The titular imaginarium is a travelling show, housed in a strange travelling house-cart-theatre contraption, which has the magic mirror at its centre. The Dr Parnassus (Christopher Plummer) who runs the show is kind of pretending that that’s all it is — a bunch of old-fashioned performances and tricks, presented in a way that is quite alien to the technological 21st century. His imaginarium is a throwback to a much earlier era, even older perhaps than vaudeville, itinerant preacher-conjurers and snake-oil salesmen.

But the mirror is, in fact, truly magical. As a thrilling and scary early scene demonstrates, if you go through the mirror you find yourself in an entirely other world. Moreover, it’s your imagination that determines what you experience there, for good or ill. Or something like that.

This is not entirely coherently worked out in the schema of the film, and that’s a problem, but the idea of the magic mirror makes it possible for the Ledger character to be transformed into Depp, Farrell or Law when he passes through its shiny surface. These alter-Ledgers are, you might say, variant personae of a character who is, from the start, a mysterious figure.

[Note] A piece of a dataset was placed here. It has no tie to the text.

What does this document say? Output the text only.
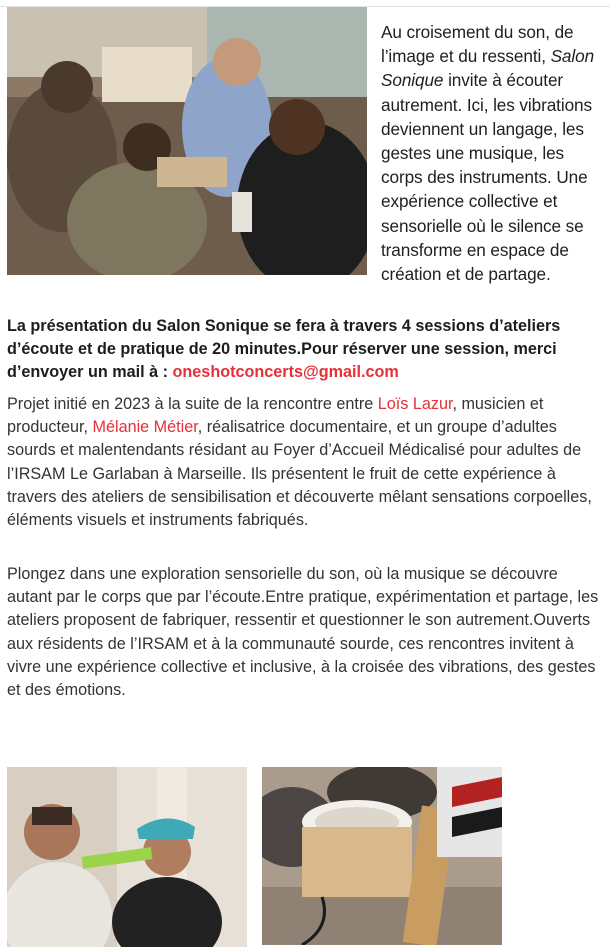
Au croisement du son, de l’image et du ressenti, Salon Sonique invite à écouter autrement. Ici, les vibrations deviennent un langage, les gestes une musique, les corps des instruments. Une expérience collective et sensorielle où le silence se transforme en espace de création et de partage.
La présentation du Salon Sonique se fera à travers 4 sessions d’ateliers d’écoute et de pratique de 20 minutes.Pour réserver une session, merci d’envoyer un mail à : oneshotconcerts@gmail.com
Projet initié en 2023 à la suite de la rencontre entre Loïs Lazur, musicien et producteur, Mélanie Métier, réalisatrice documentaire, et un groupe d’adultes sourds et malentendants résidant au Foyer d’Accueil Médicalisé pour adultes de l’IRSAM Le Garlaban à Marseille. Ils présentent le fruit de cette expérience à travers des ateliers de sensibilisation et découverte mêlant sensations corpoelles, éléments visuels et instruments fabriqués.
Plongez dans une exploration sensorielle du son, où la musique se découvre autant par le corps que par l’écoute.Entre pratique, expérimentation et partage, les ateliers proposent de fabriquer, ressentir et questionner le son autrement.Ouverts aux résidents de l’IRSAM et à la communauté sourde, ces rencontres invitent à vivre une expérience collective et inclusive, à la croisée des vibrations, des gestes et des émotions.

In fact, he’s a blank, and some of the film’s narrative has to do with finding out who he really is. When first encountered he’s a would-be suicide rescued at the last minute, a Boudu saved from drowning; but this near-miss has wiped his memory. So he’s an amnesiac when he is saved and absorbed, at least temporarily, into the odd little group that lives in and runs the imaginarium.
They are Dr Parnassus (Plummer doing a sort of King Lear in his dotty phase), his daughter with a heart-shaped face, Valentina (Lily Cole), an assistant called Anton (Andrew Garfield) who is, naturally, in love with Valentina, and, as there should be in all such fairy tales, a dwarf (“Mini-Me” Verne Troyer). Popping up now and then as this motley troupe traverses a London that would make Dickens’s seem quite tidy is a certain Mr Nick (Tom Waits), a devil with whom Parnassus has made a sinister gamble — as, indeed, one tends to do in fairy tales.

Tony, the Ledger character, may have lost his self but he at least has some residual entrepreneurial flair, and he wants to get the imaginarium functioning a bit more like a going concern. This provides some comedy, with Ledger rising most enjoyably to the occasion. But the real story has to do with who Tony really is, what he has to do with the diabolical deal, what happens to him beyond the mirror, and what it all means.

And there, I’m afraid, we come a little unstuck. It’s fairly clear that the imaginarium and the mirror are metaphors for the artistic imagination, and that the exercise of that imagination has something to do with artists making deals with the devil, like blues legend Robert Johnson at that famous crossroads. But the riotous assembly of visual magnificences that Gilliam throws at the screen do not help the viewer to add things up or come to any specific conclusions about it all. Perhaps there’s a narrative imagination and a visual imagination and the twain do not always coexist; certainly, in the quixotic mind of Gilliam the latter seems to crowd out the former.

The Imaginarium of Dr Parnassus is certainly glorious to watch in a purely visual sense. This glory (combined with his dark humour) is what I mean by the essentially Gilliamish quality we Gilliam fans so love. Whether working with the traditional tools of a teeming, textured mise en scène or rejoicing in the nearly unlimited possibilities of computer-generated imagery, Gilliam’s imagination runs riot. He piles Ossa upon Pelion, and scene after scene of almost overwhelming splendour follow one another in quick succession.

Given that fantastic richness, it seems churlish to wish that Gilliam and his editors had dispensed with some of it (keep it for the DVD extras, dammit!) and focused instead on shaping the storyline into a more comprehensible and satisfying form. Churlish, maybe — as churlish as Percy the Dwarf. But not unreasonable.